Organizers expect about 20,000 revelers to attend the early Sunday morning event in western Pennsylvania, to see whether a prognosticating marmot will forecast an early spring.

The odds favor Punxsutawney Phil seeing his shadow at Gobbler's Knob and predicting another six weeks of winter. Organizers say that Phil has now seen his shadow 100 times and hasn't seen it just 17 times, according to the Groundhog Club's Inner Circle, the top-hatted gents who handle the animal and translate his forecast. There are no records from many of the early years.

Katie Donald, executive director of the Punxsutawney Groundhog Club, said she doesn't think the big game will steal Phil's show.

"We really don't think it will be too much of a factor for us because Phil does his prognostication so early in the morning and people have all day to get to wherever they're going to watch it that evening," McDonald said.

The closest the game previously came to coinciding with Groundhog Day was in 2009, when the just-down-the-road Pittsburgh Steelers defeated the Arizona Cardinals 27-23 in the Super Bowl, the night before Phil's forecast.

Sunday night's game featuring the Seattle Seahawks and Denver Broncos at MetLife Stadium in East Rutherford, N.J., will be the Super Bowl's 48th installment, while Phil has been predicting the weather since 1886.

Legend has it that if the animal sees his shadow, winter will last for six weeks.

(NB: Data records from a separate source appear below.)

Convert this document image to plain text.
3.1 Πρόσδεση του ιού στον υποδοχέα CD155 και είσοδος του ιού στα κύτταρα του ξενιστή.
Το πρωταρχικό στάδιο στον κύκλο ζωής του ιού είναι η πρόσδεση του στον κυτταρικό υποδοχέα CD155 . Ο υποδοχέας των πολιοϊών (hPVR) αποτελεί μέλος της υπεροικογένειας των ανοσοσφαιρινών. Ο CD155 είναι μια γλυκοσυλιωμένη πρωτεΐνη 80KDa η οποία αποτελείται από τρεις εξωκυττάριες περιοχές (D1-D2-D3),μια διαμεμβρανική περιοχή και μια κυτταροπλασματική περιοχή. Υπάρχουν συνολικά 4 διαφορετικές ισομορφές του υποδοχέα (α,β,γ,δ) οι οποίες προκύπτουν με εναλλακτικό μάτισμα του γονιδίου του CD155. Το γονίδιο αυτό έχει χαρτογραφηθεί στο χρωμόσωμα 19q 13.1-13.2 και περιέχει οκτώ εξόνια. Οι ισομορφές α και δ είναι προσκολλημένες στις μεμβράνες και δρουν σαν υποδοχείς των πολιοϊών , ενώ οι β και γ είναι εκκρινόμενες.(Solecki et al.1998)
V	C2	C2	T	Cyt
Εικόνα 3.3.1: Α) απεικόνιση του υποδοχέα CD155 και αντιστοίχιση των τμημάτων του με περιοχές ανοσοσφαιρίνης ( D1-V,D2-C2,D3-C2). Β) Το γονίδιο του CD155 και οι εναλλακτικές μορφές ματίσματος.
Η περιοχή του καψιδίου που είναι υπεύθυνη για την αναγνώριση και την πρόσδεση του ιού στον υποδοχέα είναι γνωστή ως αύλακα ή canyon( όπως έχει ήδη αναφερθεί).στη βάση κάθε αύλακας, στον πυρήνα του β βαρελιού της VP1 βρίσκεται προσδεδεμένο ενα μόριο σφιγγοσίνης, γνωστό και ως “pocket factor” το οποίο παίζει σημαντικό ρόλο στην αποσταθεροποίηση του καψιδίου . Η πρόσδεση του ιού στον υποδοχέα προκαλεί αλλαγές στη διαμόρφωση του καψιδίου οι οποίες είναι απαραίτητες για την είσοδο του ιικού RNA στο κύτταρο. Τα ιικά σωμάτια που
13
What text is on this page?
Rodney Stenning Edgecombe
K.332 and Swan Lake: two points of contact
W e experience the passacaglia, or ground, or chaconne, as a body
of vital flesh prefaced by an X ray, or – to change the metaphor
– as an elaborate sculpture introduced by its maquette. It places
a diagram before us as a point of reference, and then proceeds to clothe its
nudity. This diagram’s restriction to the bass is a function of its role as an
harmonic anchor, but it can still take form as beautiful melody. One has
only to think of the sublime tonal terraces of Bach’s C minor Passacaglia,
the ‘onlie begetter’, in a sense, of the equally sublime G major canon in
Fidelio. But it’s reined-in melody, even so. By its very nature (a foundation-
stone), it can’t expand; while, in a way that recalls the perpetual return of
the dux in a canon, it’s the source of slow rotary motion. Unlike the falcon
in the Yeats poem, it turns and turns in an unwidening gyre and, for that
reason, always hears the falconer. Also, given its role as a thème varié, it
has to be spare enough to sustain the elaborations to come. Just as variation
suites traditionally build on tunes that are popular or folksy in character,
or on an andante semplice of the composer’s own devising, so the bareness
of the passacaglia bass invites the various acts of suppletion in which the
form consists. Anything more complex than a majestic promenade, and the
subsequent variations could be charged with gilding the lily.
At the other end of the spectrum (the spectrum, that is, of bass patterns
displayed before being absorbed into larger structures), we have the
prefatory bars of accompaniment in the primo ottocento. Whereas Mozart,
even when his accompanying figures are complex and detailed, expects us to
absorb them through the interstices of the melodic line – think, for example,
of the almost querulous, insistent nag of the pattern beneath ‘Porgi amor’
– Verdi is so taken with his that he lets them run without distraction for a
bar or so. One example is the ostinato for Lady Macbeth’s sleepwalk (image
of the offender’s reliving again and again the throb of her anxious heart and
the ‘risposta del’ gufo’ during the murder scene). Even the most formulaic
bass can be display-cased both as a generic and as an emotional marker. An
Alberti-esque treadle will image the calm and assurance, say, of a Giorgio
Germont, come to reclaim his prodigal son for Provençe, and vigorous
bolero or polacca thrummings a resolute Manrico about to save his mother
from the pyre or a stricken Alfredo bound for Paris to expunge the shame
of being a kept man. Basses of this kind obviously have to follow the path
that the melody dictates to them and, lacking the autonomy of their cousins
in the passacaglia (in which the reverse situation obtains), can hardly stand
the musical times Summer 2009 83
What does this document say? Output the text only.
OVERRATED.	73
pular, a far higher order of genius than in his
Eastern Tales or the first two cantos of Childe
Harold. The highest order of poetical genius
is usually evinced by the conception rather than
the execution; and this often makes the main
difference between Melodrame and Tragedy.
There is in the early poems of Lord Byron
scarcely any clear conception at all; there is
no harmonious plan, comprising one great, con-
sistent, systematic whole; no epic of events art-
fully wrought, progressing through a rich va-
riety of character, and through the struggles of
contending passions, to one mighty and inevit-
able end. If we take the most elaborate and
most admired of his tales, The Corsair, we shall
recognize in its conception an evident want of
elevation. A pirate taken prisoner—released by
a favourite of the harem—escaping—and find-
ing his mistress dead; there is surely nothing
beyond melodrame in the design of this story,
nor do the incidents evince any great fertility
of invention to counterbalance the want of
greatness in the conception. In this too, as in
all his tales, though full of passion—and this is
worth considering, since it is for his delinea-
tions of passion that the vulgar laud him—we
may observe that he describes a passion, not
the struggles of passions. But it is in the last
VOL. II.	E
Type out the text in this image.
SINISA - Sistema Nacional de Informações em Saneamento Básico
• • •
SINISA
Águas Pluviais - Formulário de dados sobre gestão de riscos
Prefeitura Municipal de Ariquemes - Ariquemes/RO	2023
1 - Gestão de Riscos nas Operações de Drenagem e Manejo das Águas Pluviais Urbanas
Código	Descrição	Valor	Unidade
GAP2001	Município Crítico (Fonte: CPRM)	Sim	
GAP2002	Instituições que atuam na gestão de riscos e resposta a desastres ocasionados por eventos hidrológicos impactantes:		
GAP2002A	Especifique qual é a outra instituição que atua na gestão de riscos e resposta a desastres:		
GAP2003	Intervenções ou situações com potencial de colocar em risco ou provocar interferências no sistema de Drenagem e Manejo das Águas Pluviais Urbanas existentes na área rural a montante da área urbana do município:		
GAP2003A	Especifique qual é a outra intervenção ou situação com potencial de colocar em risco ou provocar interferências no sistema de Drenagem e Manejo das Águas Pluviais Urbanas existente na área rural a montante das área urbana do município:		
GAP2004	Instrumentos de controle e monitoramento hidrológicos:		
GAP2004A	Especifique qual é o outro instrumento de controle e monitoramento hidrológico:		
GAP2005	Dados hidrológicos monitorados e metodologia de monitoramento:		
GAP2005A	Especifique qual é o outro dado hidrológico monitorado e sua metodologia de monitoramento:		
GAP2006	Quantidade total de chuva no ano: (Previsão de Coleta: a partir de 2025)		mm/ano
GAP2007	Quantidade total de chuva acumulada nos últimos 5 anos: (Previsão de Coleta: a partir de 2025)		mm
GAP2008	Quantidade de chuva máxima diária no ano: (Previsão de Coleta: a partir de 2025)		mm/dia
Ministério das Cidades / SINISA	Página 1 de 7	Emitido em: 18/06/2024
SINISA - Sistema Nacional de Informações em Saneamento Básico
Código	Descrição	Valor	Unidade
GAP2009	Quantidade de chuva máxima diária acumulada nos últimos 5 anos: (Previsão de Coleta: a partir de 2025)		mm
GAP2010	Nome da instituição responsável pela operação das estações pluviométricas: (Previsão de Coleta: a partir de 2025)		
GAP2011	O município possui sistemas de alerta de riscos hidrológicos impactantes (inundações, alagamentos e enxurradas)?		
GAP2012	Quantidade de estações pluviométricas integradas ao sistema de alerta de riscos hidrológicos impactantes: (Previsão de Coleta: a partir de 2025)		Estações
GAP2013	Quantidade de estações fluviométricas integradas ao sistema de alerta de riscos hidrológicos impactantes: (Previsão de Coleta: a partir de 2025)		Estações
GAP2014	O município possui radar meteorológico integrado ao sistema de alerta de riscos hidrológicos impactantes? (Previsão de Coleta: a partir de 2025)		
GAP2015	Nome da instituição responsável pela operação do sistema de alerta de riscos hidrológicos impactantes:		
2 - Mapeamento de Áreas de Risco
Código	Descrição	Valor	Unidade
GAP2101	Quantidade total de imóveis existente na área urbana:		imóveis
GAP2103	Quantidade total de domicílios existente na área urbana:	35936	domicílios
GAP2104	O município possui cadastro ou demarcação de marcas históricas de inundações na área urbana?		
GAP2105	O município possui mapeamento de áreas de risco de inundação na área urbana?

If cloudy conditions prevent the animal from seeing his shadow, an early spring is forecast.

The folksy celebration typically attracts about 10,000 revelers when it falls on a weekday, but organizers expect twice as many to attend the weekend event. Groundhog-related festivities began Friday in the borough about 65 miles northeast of Pittsburgh and have continued all weekend.

The tradition is rooted in a German superstition that says if a hibernating animal casts a shadow on Feb. 2, the Christian holiday of Candlemas, winter will last six more weeks.

The National Weather Service is forecasting rain and snow with temperatures in the mid-30s around the time Phil emerges for his prediction.

Last year, a prosecutor from neighboring Ohio light-heartedly filed a criminal indictment against Phil for fraudulently predicting an early spring.

Phil's handlers, the Inner Circle, took the blame, saying they mistranslated his forecast, so the prosecutor relented with a pardon. In actuality, the forecast is about as real as Santa Claus, the Easter Bunny and the Tooth Fairy; the Inner Circle conjures up the prediction in advance and only pretends to receive it from the animal.